Sebagai contoh kasus, kita sering melihat bertebaran di medsos perihal poster (lihat gambar ilustrasi) pun sering mendengar dakwah di mimbar-mimbar masjid yang mana selalu dibenturkan antara halal dan haram. Contoh mutlaknya seperti gambar di atas (lihat gambar ilustrasi). Bahkan dengan paparan dan bahasan yang meyakinkan sebagaimana yang tertulis dalam laman FB dengan link ini (sila baca). Betapa begitu mudahnya menyimpulkan suatu perkara. Bahkan sampai kini di mimbar-mimbar off air masih saja ada yang berani mengatakan bahwa tiga kriteria tersebut berdasarkan qoul ulama. Laju, qoul ulama yang manakah yang di maksud pendakwah tersebut? Apakah ulama Salaf atau ulama Khalaf? Kenapa pula tidak memakai dalil dalam pembedahnya? Bukankah hal tersebut sudah mutlak termasuk bid’ah? Kemudian, pertanyaan lanjutannya adalah; di manakah letaknya rahmatan lil’alamin itu?
Bukankah: 1. Hukum utama Islam (quran & hadits) itu tidak pernah menyebut secara pasti hukum tentang rokok. “Lagipula, jika memang rokok itu haram karena bersandar pada dalil keumuman makna dari ayat “Wa Laa Tulquu biaidiikum ilat-Tahlukah” yang artinya: “janganlah kalian menjerumuskan diri ke dalam kebinasaan/kerusakan” (QS Al-Baqarah. 195), maka niscaya semua makanan yang bisa merusak itu juga menjadi haram, dan itu jumlahnya begitu banyak. Dan jika dalil dari ayat ini diberlakukan secara lebih luas, maka niscaya kita diharamkan pula untuk mengkonsumsi makanan berminyak, atau makanan yang mengandung gula, dan lainnya.

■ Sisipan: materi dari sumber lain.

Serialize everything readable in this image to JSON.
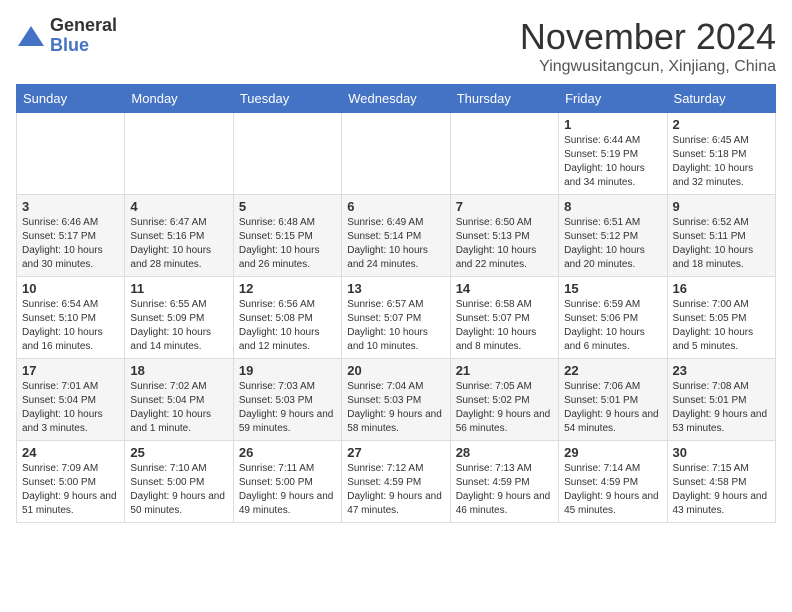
{
  "header": {
    "logo_general": "General",
    "logo_blue": "Blue",
    "month_title": "November 2024",
    "location": "Yingwusitangcun, Xinjiang, China"
  },
  "weekdays": [
    "Sunday",
    "Monday",
    "Tuesday",
    "Wednesday",
    "Thursday",
    "Friday",
    "Saturday"
  ],
  "weeks": [
    [
      {
        "day": "",
        "info": ""
      },
      {
        "day": "",
        "info": ""
      },
      {
        "day": "",
        "info": ""
      },
      {
        "day": "",
        "info": ""
      },
      {
        "day": "",
        "info": ""
      },
      {
        "day": "1",
        "info": "Sunrise: 6:44 AM\nSunset: 5:19 PM\nDaylight: 10 hours and 34 minutes."
      },
      {
        "day": "2",
        "info": "Sunrise: 6:45 AM\nSunset: 5:18 PM\nDaylight: 10 hours and 32 minutes."
      }
    ],
    [
      {
        "day": "3",
        "info": "Sunrise: 6:46 AM\nSunset: 5:17 PM\nDaylight: 10 hours and 30 minutes."
      },
      {
        "day": "4",
        "info": "Sunrise: 6:47 AM\nSunset: 5:16 PM\nDaylight: 10 hours and 28 minutes."
      },
      {
        "day": "5",
        "info": "Sunrise: 6:48 AM\nSunset: 5:15 PM\nDaylight: 10 hours and 26 minutes."
      },
      {
        "day": "6",
        "info": "Sunrise: 6:49 AM\nSunset: 5:14 PM\nDaylight: 10 hours and 24 minutes."
      },
      {
        "day": "7",
        "info": "Sunrise: 6:50 AM\nSunset: 5:13 PM\nDaylight: 10 hours and 22 minutes."
      },
      {
        "day": "8",
        "info": "Sunrise: 6:51 AM\nSunset: 5:12 PM\nDaylight: 10 hours and 20 minutes."
      },
      {
        "day": "9",
        "info": "Sunrise: 6:52 AM\nSunset: 5:11 PM\nDaylight: 10 hours and 18 minutes."
      }
    ],
    [
      {
        "day": "10",
        "info": "Sunrise: 6:54 AM\nSunset: 5:10 PM\nDaylight: 10 hours and 16 minutes."
      },
      {
        "day": "11",
        "info": "Sunrise: 6:55 AM\nSunset: 5:09 PM\nDaylight: 10 hours and 14 minutes."
      },
      {
        "day": "12",
        "info": "Sunrise: 6:56 AM\nSunset: 5:08 PM\nDaylight: 10 hours and 12 minutes."
      },
      {
        "day": "13",
        "info": "Sunrise: 6:57 AM\nSunset: 5:07 PM\nDaylight: 10 hours and 10 minutes."
      },
      {
        "day": "14",
        "info": "Sunrise: 6:58 AM\nSunset: 5:07 PM\nDaylight: 10 hours and 8 minutes."
      },
      {
        "day": "15",
        "info": "Sunrise: 6:59 AM\nSunset: 5:06 PM\nDaylight: 10 hours and 6 minutes."
      },
      {
        "day": "16",
        "info": "Sunrise: 7:00 AM\nSunset: 5:05 PM\nDaylight: 10 hours and 5 minutes."
      }
    ],
    [
      {
        "day": "17",
        "info": "Sunrise: 7:01 AM\nSunset: 5:04 PM\nDaylight: 10 hours and 3 minutes."
      },
      {
        "day": "18",
        "info": "Sunrise: 7:02 AM\nSunset: 5:04 PM\nDaylight: 10 hours and 1 minute."
      },
      {
        "day": "19",
        "info": "Sunrise: 7:03 AM\nSunset: 5:03 PM\nDaylight: 9 hours and 59 minutes."
      },
      {
        "day": "20",
        "info": "Sunrise: 7:04 AM\nSunset: 5:03 PM\nDaylight: 9 hours and 58 minutes."
      },
      {
        "day": "21",
        "info": "Sunrise: 7:05 AM\nSunset: 5:02 PM\nDaylight: 9 hours and 56 minutes."
      },
      {
        "day": "22",
        "info": "Sunrise: 7:06 AM\nSunset: 5:01 PM\nDaylight: 9 hours and 54 minutes."
      },
      {
        "day": "23",
        "info": "Sunrise: 7:08 AM\nSunset: 5:01 PM\nDaylight: 9 hours and 53 minutes."
      }
    ],
    [
      {
        "day": "24",
        "info": "Sunrise: 7:09 AM\nSunset: 5:00 PM\nDaylight: 9 hours and 51 minutes."
      },
      {
        "day": "25",
        "info": "Sunrise: 7:10 AM\nSunset: 5:00 PM\nDaylight: 9 hours and 50 minutes."
      },
      {
        "day": "26",
        "info": "Sunrise: 7:11 AM\nSunset: 5:00 PM\nDaylight: 9 hours and 49 minutes."
      },
      {
        "day": "27",
        "info": "Sunrise: 7:12 AM\nSunset: 4:59 PM\nDaylight: 9 hours and 47 minutes."
      },
      {
        "day": "28",
        "info": "Sunrise: 7:13 AM\nSunset: 4:59 PM\nDaylight: 9 hours and 46 minutes."
      },
      {
        "day": "29",
        "info": "Sunrise: 7:14 AM\nSunset: 4:59 PM\nDaylight: 9 hours and 45 minutes."
      },
      {
        "day": "30",
        "info": "Sunrise: 7:15 AM\nSunset: 4:58 PM\nDaylight: 9 hours and 43 minutes."
      }
    ]
  ]
}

Lagipula, jika kita baca keseluruhan ayat tersebut secara utuh maka kita akan menemukan bahwa maksud dari ayat di atas bukanlah secara khusus membahas halal dan haramnya makanan ataupun minuman, melainkan ayat yang membahas mengenai infaq, jihad, dan berlaku baik.
2. Ada perbedaan mengenai definisi bid’ah di antara kita sebagai ummat Islam. Simpulnya adalah; mengartikan bidah itu secara esensi adalah: sesuatu yang bertentangan dengan Sunnah, bukan “sesuatu yang tidak dicontohkan oleh Rasul Saw”. Artinya, dari dua patokan tersebut pun sudah jelas berbeda dalam konteks pemahamannya.
3. Para ulama sepakat mengenai hukum haramnya riba. Cuma Tidak semua sepakat mengenai hukum haramnya bunga bank. Kenapa demikian? Karena sistem keuangan kita saat ini sudah tidak punya nilai. Berbeda dengan zaman dahulu, kala mata uang itu memakai bahannya dari emas dan perak. Maka: “Jika bunga bank itu haram, sementara uang Fiat sendiri yang kita gunakan hari ini memiliki nilai yang fluktuatif dan cenderung semakin lama nilainya semakin berkurang, lalu ketika kita meminjam harus membayar dengan nilai yang sama saat jatuh tempo, maka sungguh kita telah terjerumus pada orang-orang yang memakan harta dengan cara yang batil.” Bukankah dalam QS An-Nisa ayat 29 juga disebutkan: “janganlah kalian memakan harta sesamamu dengan cara yang bathil, kecuali dengan cara perniagaan yang berlaku saling rela dari kalian.”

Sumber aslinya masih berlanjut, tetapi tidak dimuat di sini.